Wednesday, 14 June 2023

Ceisteanna - Questions

Cabinet Committees

1:27 pm

Photo of Mary Lou McDonaldMary Lou McDonald (Dublin Central, Sinn Fein) | Oireachtas source

It has been reported HSE board members were told the health service needs to recruit nearly 12,000 full-time staff this year but expects to recruit only half that number. Government research tells us job-stay rates are greater in the public and Civil Service when compared with the private sector, yet one in ten staff left the HSE last year to retire or emigrate, and the job churn continues to increase. Despite this, it is only now that senior managers are considering the introduction of exit surveys to understand that phenomenon.

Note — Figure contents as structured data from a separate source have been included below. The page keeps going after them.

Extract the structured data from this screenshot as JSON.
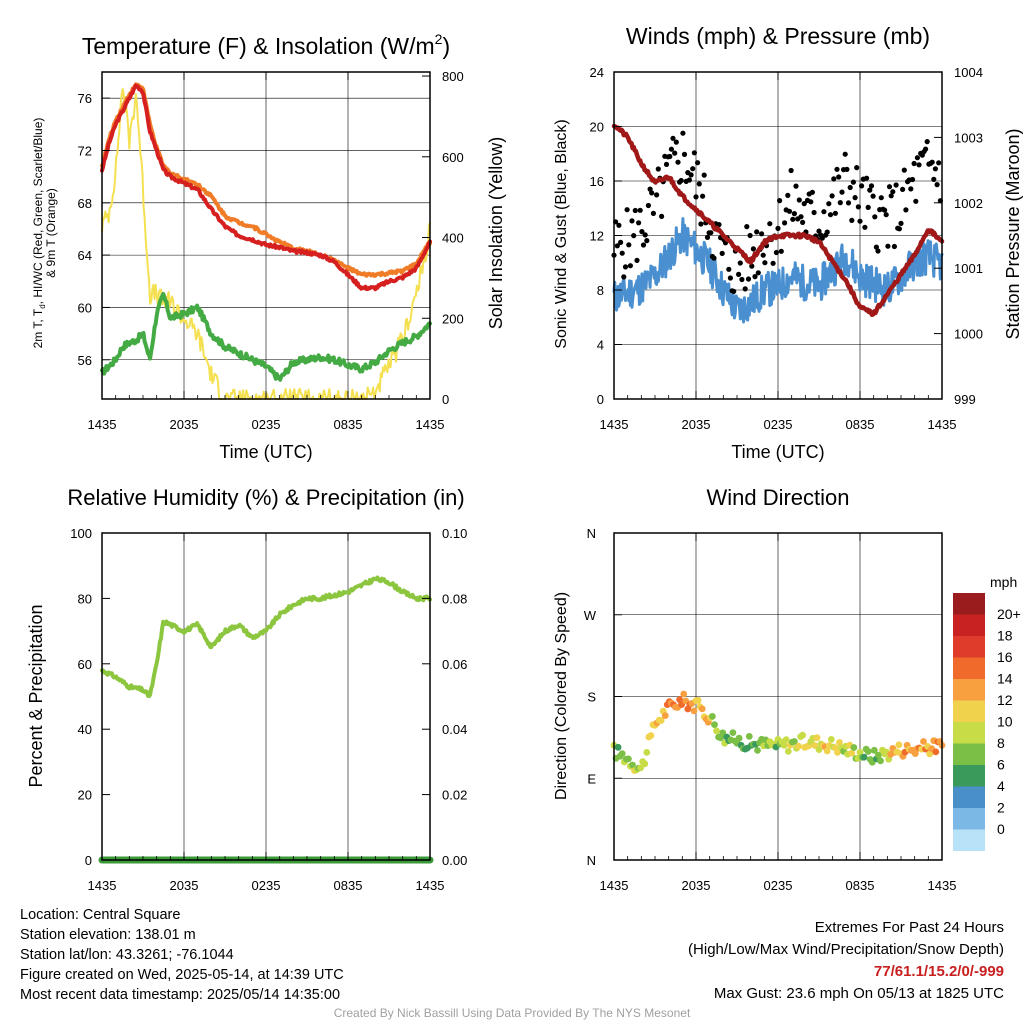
{
  "charts": {
    "temp": {
      "title": "Temperature (F) & Insolation (W/m",
      "title_sup": "2",
      "title_end": ")",
      "ylabel_line1_a": "2m T, T",
      "ylabel_line1_sub": "d",
      "ylabel_line1_b": ", HI/WC (Red, Green, Scarlet/Blue)",
      "ylabel_line2": "& 9m T (Orange)",
      "y2label": "Solar Insolation (Yellow)",
      "xlabel": "Time (UTC)"
    },
    "wind": {
      "title": "Winds (mph) & Pressure (mb)",
      "ylabel": "Sonic Wind & Gust (Blue, Black)",
      "y2label": "Station Pressure (Maroon)",
      "xlabel": "Time (UTC)"
    },
    "rh": {
      "title": "Relative Humidity (%) & Precipitation (in)",
      "ylabel": "Percent & Precipitation"
    },
    "dir": {
      "title": "Wind Direction",
      "ylabel": "Direction (Colored By Speed)",
      "legend_title": "mph"
    }
  },
  "x_ticks": [
    "1435",
    "2035",
    "0235",
    "0835",
    "1435"
  ],
  "chart_data": [
    {
      "type": "line",
      "title": "Temperature (F) & Insolation (W/m2)",
      "xlabel": "Time (UTC)",
      "x_tick_labels": [
        "1435",
        "2035",
        "0235",
        "0835",
        "1435"
      ],
      "ylim": [
        53,
        78
      ],
      "y_ticks": [
        56,
        60,
        64,
        68,
        72,
        76
      ],
      "y2lim": [
        0,
        810
      ],
      "y2_ticks": [
        0,
        200,
        400,
        600,
        800
      ],
      "x_hours": [
        0,
        0.5,
        1,
        1.5,
        2,
        2.5,
        3,
        3.5,
        4,
        4.5,
        5,
        6,
        7,
        8,
        9,
        10,
        11,
        12,
        13,
        14,
        15,
        16,
        17,
        18,
        19,
        20,
        21,
        22,
        23,
        23.5,
        24
      ],
      "series": [
        {
          "name": "2m T (Red)",
          "color": "#d62020",
          "values": [
            70.5,
            72.5,
            74,
            75,
            76,
            77,
            76.5,
            73.5,
            72,
            70.5,
            70,
            69.5,
            69,
            67.5,
            66.2,
            65.5,
            65.2,
            64.8,
            64.6,
            64.3,
            64.2,
            64,
            63.5,
            62.5,
            61.5,
            61.5,
            62,
            62.3,
            63,
            64,
            65
          ]
        },
        {
          "name": "9m T (Orange)",
          "color": "#f07c28",
          "values": [
            70.8,
            72.8,
            74.3,
            75.3,
            76.3,
            77,
            76.8,
            74,
            72.2,
            70.8,
            70.3,
            69.8,
            69.4,
            68.5,
            67,
            66.5,
            66.2,
            65.6,
            65,
            64.5,
            64.3,
            64,
            63.6,
            63,
            62.5,
            62.5,
            62.6,
            62.8,
            63.3,
            64.2,
            65
          ]
        },
        {
          "name": "Td (Green)",
          "color": "#44aa44",
          "values": [
            55,
            55.5,
            56,
            57,
            57.3,
            57.5,
            58,
            56,
            59.5,
            61,
            59.2,
            59.5,
            60,
            58,
            57,
            56.5,
            56,
            55.5,
            54.5,
            55.8,
            56,
            56.2,
            56,
            55.6,
            55.3,
            55.8,
            56.7,
            57.3,
            57.8,
            58.3,
            58.8
          ]
        },
        {
          "name": "Solar Insolation (Yellow)",
          "axis": "y2",
          "color": "#f4e050",
          "values": [
            430,
            460,
            560,
            780,
            640,
            760,
            520,
            260,
            260,
            240,
            240,
            200,
            160,
            60,
            0,
            0,
            0,
            0,
            0,
            0,
            0,
            0,
            0,
            0,
            0,
            20,
            80,
            150,
            260,
            330,
            420
          ]
        }
      ]
    },
    {
      "type": "line",
      "title": "Winds (mph) & Pressure (mb)",
      "xlabel": "Time (UTC)",
      "x_tick_labels": [
        "1435",
        "2035",
        "0235",
        "0835",
        "1435"
      ],
      "ylim": [
        0,
        24
      ],
      "y_ticks": [
        0,
        4,
        8,
        12,
        16,
        20,
        24
      ],
      "y2lim": [
        999,
        1004
      ],
      "y2_ticks": [
        999,
        1000,
        1001,
        1002,
        1003,
        1004
      ],
      "x_hours": [
        0,
        1,
        2,
        3,
        4,
        5,
        6,
        7,
        8,
        9,
        10,
        11,
        12,
        13,
        14,
        15,
        16,
        17,
        18,
        19,
        20,
        21,
        22,
        23,
        24
      ],
      "series": [
        {
          "name": "Sonic Wind (Blue)",
          "color": "#4a90d0",
          "values": [
            7.5,
            7.8,
            8.2,
            9,
            10.5,
            12,
            11,
            9.8,
            8,
            6.5,
            7,
            8,
            8.2,
            9,
            8.5,
            8.3,
            9.5,
            10.5,
            9,
            8.5,
            8,
            9,
            10,
            10.5,
            9.8
          ]
        },
        {
          "name": "Gust (Black)",
          "color": "#000000",
          "values": [
            11,
            11.5,
            12.5,
            14,
            16.5,
            18,
            16,
            13,
            10.5,
            9.5,
            10.5,
            12,
            12.5,
            14.5,
            13.5,
            13,
            14.5,
            16,
            14.5,
            13.5,
            13,
            14,
            16,
            17,
            16.5
          ]
        },
        {
          "name": "Station Pressure (Maroon)",
          "axis": "y2",
          "color": "#a01818",
          "values": [
            1003.2,
            1003,
            1002.6,
            1002.3,
            1002.4,
            1002.1,
            1001.9,
            1001.7,
            1001.5,
            1001.3,
            1001.1,
            1001.4,
            1001.5,
            1001.5,
            1001.5,
            1001.4,
            1001.1,
            1000.8,
            1000.4,
            1000.3,
            1000.6,
            1000.9,
            1001.2,
            1001.6,
            1001.4
          ]
        }
      ]
    },
    {
      "type": "line",
      "title": "Relative Humidity (%) & Precipitation (in)",
      "x_tick_labels": [
        "1435",
        "2035",
        "0235",
        "0835",
        "1435"
      ],
      "ylabel": "Percent & Precipitation",
      "ylim": [
        0,
        100
      ],
      "y_ticks": [
        0,
        20,
        40,
        60,
        80,
        100
      ],
      "y2lim": [
        0,
        0.1
      ],
      "y2_ticks": [
        "0.00",
        "0.02",
        "0.04",
        "0.06",
        "0.08",
        "0.10"
      ],
      "x_hours": [
        0,
        1,
        2,
        3,
        3.5,
        4,
        4.5,
        5,
        6,
        7,
        8,
        9,
        10,
        11,
        12,
        13,
        14,
        15,
        16,
        17,
        18,
        19,
        20,
        21,
        22,
        23,
        24
      ],
      "series": [
        {
          "name": "Relative Humidity",
          "color": "#8cc63f",
          "values": [
            58,
            56,
            53,
            52,
            50,
            60,
            73,
            72,
            70,
            72,
            65,
            70,
            72,
            68,
            70,
            75,
            78,
            80,
            80,
            81,
            82,
            84,
            86,
            85,
            82,
            80,
            80
          ]
        },
        {
          "name": "Precipitation",
          "axis": "y2",
          "color": "#3a9a3a",
          "values": [
            0,
            0,
            0,
            0,
            0,
            0,
            0,
            0,
            0,
            0,
            0,
            0,
            0,
            0,
            0,
            0,
            0,
            0,
            0,
            0,
            0,
            0,
            0,
            0,
            0,
            0,
            0
          ]
        }
      ]
    },
    {
      "type": "scatter",
      "title": "Wind Direction",
      "ylabel": "Direction (Colored By Speed)",
      "x_tick_labels": [
        "1435",
        "2035",
        "0235",
        "0835",
        "1435"
      ],
      "y_tick_labels": [
        "N",
        "E",
        "S",
        "W",
        "N"
      ],
      "ylim_degrees": [
        0,
        360
      ],
      "legend_title": "mph",
      "legend": [
        {
          "label": "20+",
          "color": "#9b1c1c"
        },
        {
          "label": "18",
          "color": "#c82222"
        },
        {
          "label": "16",
          "color": "#e03c2c"
        },
        {
          "label": "14",
          "color": "#f06a2c"
        },
        {
          "label": "12",
          "color": "#f8a040"
        },
        {
          "label": "10",
          "color": "#f0d24c"
        },
        {
          "label": "8",
          "color": "#c8dc48"
        },
        {
          "label": "6",
          "color": "#7cbf46"
        },
        {
          "label": "4",
          "color": "#3a9a5c"
        },
        {
          "label": "2",
          "color": "#4a90c8"
        },
        {
          "label": "0",
          "color": "#7cb8e6"
        },
        {
          "label": "",
          "color": "#b8e2f8"
        }
      ],
      "x_hours": [
        0,
        1,
        2,
        3,
        4,
        5,
        6,
        7,
        8,
        9,
        10,
        11,
        12,
        13,
        14,
        15,
        16,
        17,
        18,
        19,
        20,
        21,
        22,
        23,
        24
      ],
      "direction_deg": [
        120,
        112,
        100,
        150,
        168,
        176,
        170,
        158,
        135,
        132,
        128,
        127,
        126,
        128,
        130,
        129,
        127,
        122,
        118,
        114,
        118,
        122,
        122,
        124,
        126
      ],
      "speed_mph": [
        6,
        7,
        8,
        11,
        12,
        13,
        11,
        9,
        7,
        5,
        5,
        6,
        7,
        8,
        9,
        10,
        9,
        8,
        7,
        5,
        9,
        12,
        13,
        12,
        11
      ]
    }
  ],
  "info": {
    "location": "Location: Central Square",
    "elevation": "Station elevation: 138.01 m",
    "latlon": "Station lat/lon: 43.3261; -76.1044",
    "created": "Figure created on Wed, 2025-05-14, at 14:39 UTC",
    "recent": "Most recent data timestamp: 2025/05/14 14:35:00"
  },
  "extremes": {
    "title": "Extremes For Past 24 Hours",
    "subtitle": "(High/Low/Max Wind/Precipitation/Snow Depth)",
    "values": "77/61.1/15.2/0/-999",
    "values_color": "#c82020",
    "max_gust": "Max Gust: 23.6 mph On 05/13 at 1825 UTC"
  },
  "credit": "Created By Nick Bassill Using Data Provided By The NYS Mesonet"
}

As the Taoiseach knows, mental health disability service managers across the community healthcare organisation, CHO, areas openly tell us they do not have the staff needed, which leaves teams operating at partial capacity and people without services. Staff shortages in the health service extend to GP practice nurses, healthcare assistants, consultants, health and social care workers and all the professions. The evidence is that all Government parties have failed over the past 20 years to develop a workforce plan to train, recruit and retain enough healthcare workers to staff the health service safely. In the absence of this staff, the Government can make whatever announcements it wants or set out whatever plans it has, but it has no ability to deliver them. Where is the Government's comprehensive ten-year workforce planning strategy for the health system? Is the Taoiseach taking an active role in ensuring such a strategy is devised and delivered?